How Sudhir Patwardhan’s art portrays Mumbai’s fractured political landscape

by Nancy Adajania | Scroll.in

When [Sudhir] Patwardhan came to Bombay in 1973, he was shocked to see so many people on the streets, many of them living in horrific conditions. In 1974, he married his college sweetheart from Fergusson College and the AFMC, the gifted Shanta Kallianpurkar, who was studying dance. By 1975, he began to practice radiology in Thane after having worked at the Mahatma Gandhi Memorial Hospital and at the KEM (King Edward Memorial) Hospital in Bombay, continuing to paint in his free time. Patwardhan would walk endlessly in Bombay, familiarising himself with the city’s denizens and bylanes. He experienced the contradictory emotions that all urban dwellers face: a sense of alienation from his surroundings, but also a sense of solidarity with the teeming crowds.

 

Patwardhan’s Marxist conscientisation had made him acutely aware of class asymmetries.

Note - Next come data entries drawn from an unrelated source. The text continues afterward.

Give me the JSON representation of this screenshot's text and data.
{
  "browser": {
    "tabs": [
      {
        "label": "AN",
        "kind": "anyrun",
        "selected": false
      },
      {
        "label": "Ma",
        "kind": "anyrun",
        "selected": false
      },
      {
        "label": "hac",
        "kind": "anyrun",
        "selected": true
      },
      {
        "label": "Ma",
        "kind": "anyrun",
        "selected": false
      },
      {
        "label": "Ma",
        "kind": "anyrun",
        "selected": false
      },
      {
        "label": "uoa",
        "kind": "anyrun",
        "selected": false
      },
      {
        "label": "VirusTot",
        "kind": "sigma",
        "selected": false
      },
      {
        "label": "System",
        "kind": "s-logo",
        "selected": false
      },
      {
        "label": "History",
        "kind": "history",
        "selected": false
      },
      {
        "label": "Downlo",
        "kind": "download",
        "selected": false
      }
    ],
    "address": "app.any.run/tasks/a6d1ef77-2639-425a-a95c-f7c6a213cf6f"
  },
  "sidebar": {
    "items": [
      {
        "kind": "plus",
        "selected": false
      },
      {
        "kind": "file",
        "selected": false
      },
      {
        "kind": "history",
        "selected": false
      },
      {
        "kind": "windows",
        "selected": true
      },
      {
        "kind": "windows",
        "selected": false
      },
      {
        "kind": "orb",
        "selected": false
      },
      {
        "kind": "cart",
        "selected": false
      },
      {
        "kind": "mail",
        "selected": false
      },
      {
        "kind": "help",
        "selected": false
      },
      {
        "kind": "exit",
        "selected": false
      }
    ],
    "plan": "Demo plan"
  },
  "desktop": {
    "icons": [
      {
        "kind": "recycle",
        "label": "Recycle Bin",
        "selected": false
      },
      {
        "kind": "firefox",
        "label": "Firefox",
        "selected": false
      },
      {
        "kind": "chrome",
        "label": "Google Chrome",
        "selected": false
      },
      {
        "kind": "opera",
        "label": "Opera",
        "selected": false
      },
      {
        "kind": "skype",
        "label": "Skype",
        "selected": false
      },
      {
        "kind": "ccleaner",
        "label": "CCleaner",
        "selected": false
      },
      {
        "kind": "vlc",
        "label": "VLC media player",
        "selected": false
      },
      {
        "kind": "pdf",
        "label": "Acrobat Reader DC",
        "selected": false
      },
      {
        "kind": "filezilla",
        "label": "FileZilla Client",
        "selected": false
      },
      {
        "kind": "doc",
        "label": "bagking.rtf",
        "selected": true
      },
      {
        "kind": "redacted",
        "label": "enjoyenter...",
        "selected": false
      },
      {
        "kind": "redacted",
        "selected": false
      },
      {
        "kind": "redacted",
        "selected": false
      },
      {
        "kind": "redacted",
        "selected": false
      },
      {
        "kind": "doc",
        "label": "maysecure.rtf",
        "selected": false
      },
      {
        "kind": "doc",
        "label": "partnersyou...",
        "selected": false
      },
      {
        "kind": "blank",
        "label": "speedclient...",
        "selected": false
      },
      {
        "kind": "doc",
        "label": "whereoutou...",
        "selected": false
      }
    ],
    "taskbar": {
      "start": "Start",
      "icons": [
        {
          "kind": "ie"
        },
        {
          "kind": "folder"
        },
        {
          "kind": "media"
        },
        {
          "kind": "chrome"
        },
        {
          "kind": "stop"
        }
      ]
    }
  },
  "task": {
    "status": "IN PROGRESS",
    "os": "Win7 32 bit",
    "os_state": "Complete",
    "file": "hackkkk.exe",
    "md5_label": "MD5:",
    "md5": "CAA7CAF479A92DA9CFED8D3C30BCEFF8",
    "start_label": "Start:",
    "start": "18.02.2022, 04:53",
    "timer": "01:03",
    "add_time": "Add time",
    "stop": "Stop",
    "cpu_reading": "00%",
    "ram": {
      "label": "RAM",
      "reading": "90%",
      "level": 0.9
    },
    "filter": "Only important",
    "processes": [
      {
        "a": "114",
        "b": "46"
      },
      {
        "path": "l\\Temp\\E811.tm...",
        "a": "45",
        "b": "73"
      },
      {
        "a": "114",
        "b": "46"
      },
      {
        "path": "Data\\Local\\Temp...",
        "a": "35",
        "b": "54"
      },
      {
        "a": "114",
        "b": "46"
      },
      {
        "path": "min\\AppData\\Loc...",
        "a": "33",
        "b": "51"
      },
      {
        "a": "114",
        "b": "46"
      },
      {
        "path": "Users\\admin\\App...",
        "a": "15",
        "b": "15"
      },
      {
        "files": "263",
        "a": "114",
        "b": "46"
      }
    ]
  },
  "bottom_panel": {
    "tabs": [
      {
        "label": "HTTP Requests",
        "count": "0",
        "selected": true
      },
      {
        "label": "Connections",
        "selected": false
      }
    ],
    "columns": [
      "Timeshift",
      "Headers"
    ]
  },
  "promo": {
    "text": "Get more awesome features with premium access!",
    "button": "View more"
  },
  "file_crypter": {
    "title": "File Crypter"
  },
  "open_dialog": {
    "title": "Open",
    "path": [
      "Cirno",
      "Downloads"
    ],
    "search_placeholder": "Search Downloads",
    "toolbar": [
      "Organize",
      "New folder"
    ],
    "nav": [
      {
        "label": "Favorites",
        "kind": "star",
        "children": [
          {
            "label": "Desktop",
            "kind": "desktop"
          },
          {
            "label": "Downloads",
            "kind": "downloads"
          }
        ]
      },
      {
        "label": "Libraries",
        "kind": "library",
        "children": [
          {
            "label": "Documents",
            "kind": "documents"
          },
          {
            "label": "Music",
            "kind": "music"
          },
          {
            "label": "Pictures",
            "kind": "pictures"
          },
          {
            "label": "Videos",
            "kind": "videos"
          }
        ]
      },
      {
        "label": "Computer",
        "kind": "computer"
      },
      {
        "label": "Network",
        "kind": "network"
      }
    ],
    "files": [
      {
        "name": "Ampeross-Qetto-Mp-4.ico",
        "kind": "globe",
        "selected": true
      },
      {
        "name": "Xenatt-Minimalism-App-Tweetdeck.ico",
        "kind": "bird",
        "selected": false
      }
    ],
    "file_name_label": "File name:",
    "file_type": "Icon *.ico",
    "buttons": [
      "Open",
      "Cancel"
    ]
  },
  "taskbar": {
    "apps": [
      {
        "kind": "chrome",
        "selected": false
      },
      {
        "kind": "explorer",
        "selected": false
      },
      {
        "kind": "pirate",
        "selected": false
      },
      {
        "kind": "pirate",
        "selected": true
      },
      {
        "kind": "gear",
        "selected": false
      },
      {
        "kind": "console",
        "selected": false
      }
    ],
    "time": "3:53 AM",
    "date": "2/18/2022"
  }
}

He felt the other’s pain in his own body, the acute sensation of his muscles tensing and knotting up. ‘Green Torso’ (1975) – expressionist in its rendering of toxic green skin with an underlayer of dried blood – is one such example of a psychosomatic bonding. We cannot be sure if this is a portrayal of a worker’s body or the artist’s own body changing colour to accommodate the everyday stresses and wounds of others.